Пока русское правительство поднимало на всяких конгрессах вопросы о незаконности слишком жестоких видов оружия, вроде разрывных пуль, европейцы грабили Китай, добиваясь силой оружия от его правительства легализации курения опиума.

Просвещенные европейцы грабили и жировали, снова грабили и снова жировали… Где уж нам за ними угнаться!

Но и богатству этому завидовать не стоит. Краденое. Лучше плюнуть – и позабыть.

ГЛАВА 5 САМОВЛЮБЛЕННОСТЬ ЗАПАДА

Если перечислять все достижения Запада, а на другую чашу весов положить западную самовлюбленность, то, пожалуй, перетянет эта последняя.

Уже сейчас многие ученые выступают против пресловутой дикой самовлюбленности европейцев, из политкорректности называемой евроцентризмом.

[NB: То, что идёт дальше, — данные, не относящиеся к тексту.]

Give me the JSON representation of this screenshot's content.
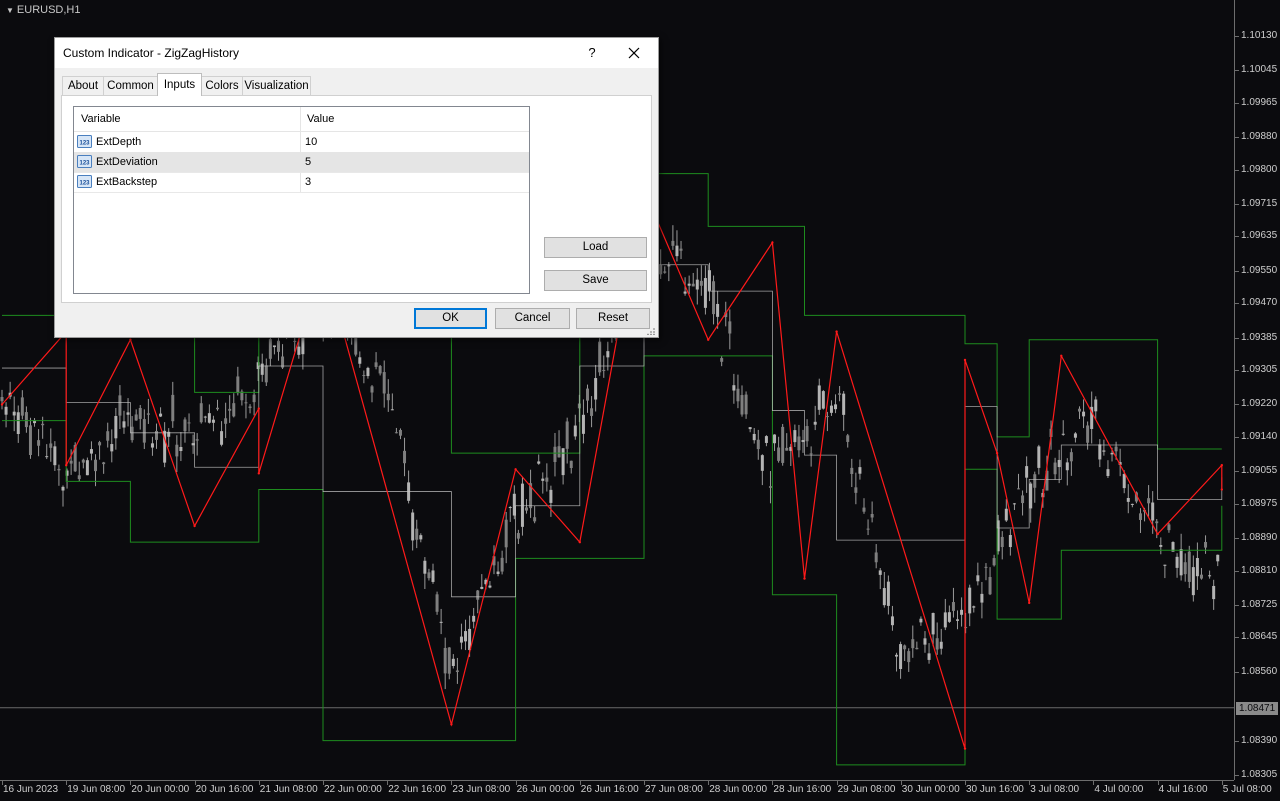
{
  "chart": {
    "symbol": "EURUSD,H1",
    "current_price": "1.08471",
    "price_labels": [
      "1.10130",
      "1.10045",
      "1.09965",
      "1.09880",
      "1.09800",
      "1.09715",
      "1.09635",
      "1.09550",
      "1.09470",
      "1.09385",
      "1.09305",
      "1.09220",
      "1.09140",
      "1.09055",
      "1.08975",
      "1.08890",
      "1.08810",
      "1.08725",
      "1.08645",
      "1.08560",
      "1.08390",
      "1.08305"
    ],
    "time_labels": [
      "16 Jun 2023",
      "19 Jun 08:00",
      "20 Jun 00:00",
      "20 Jun 16:00",
      "21 Jun 08:00",
      "22 Jun 00:00",
      "22 Jun 16:00",
      "23 Jun 08:00",
      "26 Jun 00:00",
      "26 Jun 16:00",
      "27 Jun 08:00",
      "28 Jun 00:00",
      "28 Jun 16:00",
      "29 Jun 08:00",
      "30 Jun 00:00",
      "30 Jun 16:00",
      "3 Jul 08:00",
      "4 Jul 00:00",
      "4 Jul 16:00",
      "5 Jul 08:00"
    ],
    "colors": {
      "background": "#0b0b0e",
      "candle": "#9a9a9a",
      "zigzag": "#ff1a1a",
      "channel": "#1e8c1e",
      "midline": "#c8c8c8"
    }
  },
  "chart_data": {
    "type": "line",
    "series": [
      {
        "name": "",
        "x": [
          "16 Jun 2023",
          "19 Jun 08:00",
          "20 Jun 00:00",
          "20 Jun 16:00",
          "21 Jun 08:00",
          "22 Jun 00:00",
          "22 Jun 16:00",
          "23 Jun 08:00",
          "26 Jun 00:00",
          "26 Jun 16:00",
          "27 Jun 08:00",
          "28 Jun 00:00",
          "28 Jun 16:00",
          "29 Jun 08:00",
          "30 Jun 00:00",
          "30 Jun 16:00",
          "3 Jul 08:00",
          "4 Jul 00:00",
          "4 Jul 16:00",
          "5 Jul 08:00"
        ],
        "values": [
          1.0926,
          1.0905,
          1.0918,
          1.0914,
          1.093,
          1.0948,
          1.0925,
          1.0855,
          1.0895,
          1.0915,
          1.0965,
          1.095,
          1.0905,
          1.0925,
          1.086,
          1.087,
          1.0902,
          1.0918,
          1.089,
          1.088
        ]
      }
    ],
    "zigzag_pivots": [
      {
        "x": "16 Jun 2023",
        "y": 1.0922
      },
      {
        "x": "19 Jun 08:00",
        "y": 1.094
      },
      {
        "x": "19 Jun 08:00",
        "y": 1.0907
      },
      {
        "x": "20 Jun 00:00",
        "y": 1.0938
      },
      {
        "x": "20 Jun 16:00",
        "y": 1.0892
      },
      {
        "x": "21 Jun 08:00",
        "y": 1.0921
      },
      {
        "x": "21 Jun 08:00",
        "y": 1.0905
      },
      {
        "x": "22 Jun 00:00",
        "y": 1.0958
      },
      {
        "x": "23 Jun 08:00",
        "y": 1.0843
      },
      {
        "x": "26 Jun 00:00",
        "y": 1.0906
      },
      {
        "x": "26 Jun 16:00",
        "y": 1.0888
      },
      {
        "x": "27 Jun 08:00",
        "y": 1.0975
      },
      {
        "x": "28 Jun 00:00",
        "y": 1.0938
      },
      {
        "x": "28 Jun 16:00",
        "y": 1.0962
      },
      {
        "x": "29 Jun 00:00",
        "y": 1.0879
      },
      {
        "x": "29 Jun 08:00",
        "y": 1.094
      },
      {
        "x": "30 Jun 16:00",
        "y": 1.0837
      },
      {
        "x": "30 Jun 16:00",
        "y": 1.0933
      },
      {
        "x": "3 Jul 00:00",
        "y": 1.091
      },
      {
        "x": "3 Jul 08:00",
        "y": 1.0873
      },
      {
        "x": "3 Jul 16:00",
        "y": 1.0934
      },
      {
        "x": "4 Jul 16:00",
        "y": 1.089
      },
      {
        "x": "5 Jul 08:00",
        "y": 1.0907
      },
      {
        "x": "5 Jul 08:00",
        "y": 1.0901
      }
    ],
    "title": "",
    "xlabel": "",
    "ylabel": "",
    "ylim": [
      1.08305,
      1.1013
    ],
    "grid": false
  },
  "dialog": {
    "title": "Custom Indicator - ZigZagHistory",
    "help_label": "?",
    "tabs": [
      {
        "label": "About"
      },
      {
        "label": "Common"
      },
      {
        "label": "Inputs"
      },
      {
        "label": "Colors"
      },
      {
        "label": "Visualization"
      }
    ],
    "active_tab": "Inputs",
    "grid": {
      "headers": {
        "variable": "Variable",
        "value": "Value"
      },
      "rows": [
        {
          "variable": "ExtDepth",
          "value": "10",
          "icon": "numeric-123-icon"
        },
        {
          "variable": "ExtDeviation",
          "value": "5",
          "icon": "numeric-123-icon"
        },
        {
          "variable": "ExtBackstep",
          "value": "3",
          "icon": "numeric-123-icon"
        }
      ]
    },
    "buttons": {
      "load": "Load",
      "save": "Save",
      "ok": "OK",
      "cancel": "Cancel",
      "reset": "Reset"
    }
  }
}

И это в общем-то очень даже понятно. Комфортабельные условия, в которых ныне обретается западный человек, очень даже способствуют самонадеянности, когда ему есть с кем сравнить свое положение.

Но, чтобы быть так уверенным в себе, нужно уметь защищаться. А с этим на Западе обстоит даже очень плохо.

Складывается такое впечатление, что с наступлением Новейшего времени западный человек отвык биться за себя. Однако нет, он не отвык – конечно, конкуренция и все такое…

Но когда возникает проблема с неординарными условиями, скажем, при атаках исламистов – он слишком быстро поднимает ручонки вверх.

Он стал похож на бывалых доминошников, которые, выкладывая на стол первые три фишки домино, видят, как дальше пойдет игра, и сразу говорят, кто проиграет и сколько на ком очков.

Но жизнь – не домино (которое элементарно просчитать вперед) и даже не шахматы (которые просчитать неизмеримо труднее).

Западный человек паникует по любому поводу и быстро сдается. Как только увидит себя в «дискомфортных» (любимое словечко) условиях, как начнет проигрывать – так и все.

Собственно, уже с XVIII века Запад испытал на себе, что он не способен противостоять наплыву сильного и спаянного единым фанатическим порывом войска.

Переиграть его он может по, скажем, уровню оружия, по тактическим хитростям – да. Но если это войско будет сравнимо с ним по тому и другому, но сильнее духом, – тогда все, плохи дела Запада.

Он будет проигрывать, да не просто проигрывать, а продувать с разгромным счетом, поднимая руки где-то уже в первой четверти раунда.

И это тем страшнее, что феномен фанатического войска уже с XVII века знаком Западу. И прогресс Запада хорошо прослеживается по его неспособности сопротивляться фанатикам.

Сопротивление Густаву-Адольфу было сильнее, чем сопротивление сменившему его в роли гения зла Карлу XII. Сопротивление Карлу XII было сильнее, чем сопротивление Фридриху II. Сопротивление Фридриху II было сильнее, чем сопротивление Наполеону. Сопротивление Наполеону было сильнее, чем сопротивление Гитлеру, – вот и весь прогресс.

Другое дело, что в это вмешивалась Россия и мешала все карты.

Безбожно продувая Карлу XII под Нарвой, наспех сколоченное Петром I российское войско все же выдвинуло несколько частей, которые сопротивлялись шведскому королю больше и сильнее, чем какие бы то ни было другие войска.

В Семилетней войне бывало много случаев, как битва при Гросс-Егерсдорфе (1757), когда битва была, казалось бы, начисто проиграна русскими войсками пруссакам.

Ни хитрый царедворец Апраксин, не знающий тактики, заботящийся только о придворных конъюнктурах, ни педант Фермор не могли противостоять Фридриху II.

Но русские войска, оказавшись в безвыходном положении, когда европейцы прекращали сопротивление (зачем же кровь лить – все равно ж проиграли), стояли насмерть – наперекор всему.

Сколоченные из разных авантюристов и набранных обманом рекрутов войска Фридриха II просто обалдели: они же выиграли, пора переставать рисковать жизнью, а расслабляться, оказывается, было нельзя, надо было рубить и колоть русских, при этом не исключено, несмотря на невыгодное положение и расстроенность русских войск, что будешь убит и ты.

Всегда веривший в силу русского солдата полководец Румянцев ударил по левому флангу неприятеля. И хваленые пруссаки не выдержали войны на истребление и побежали.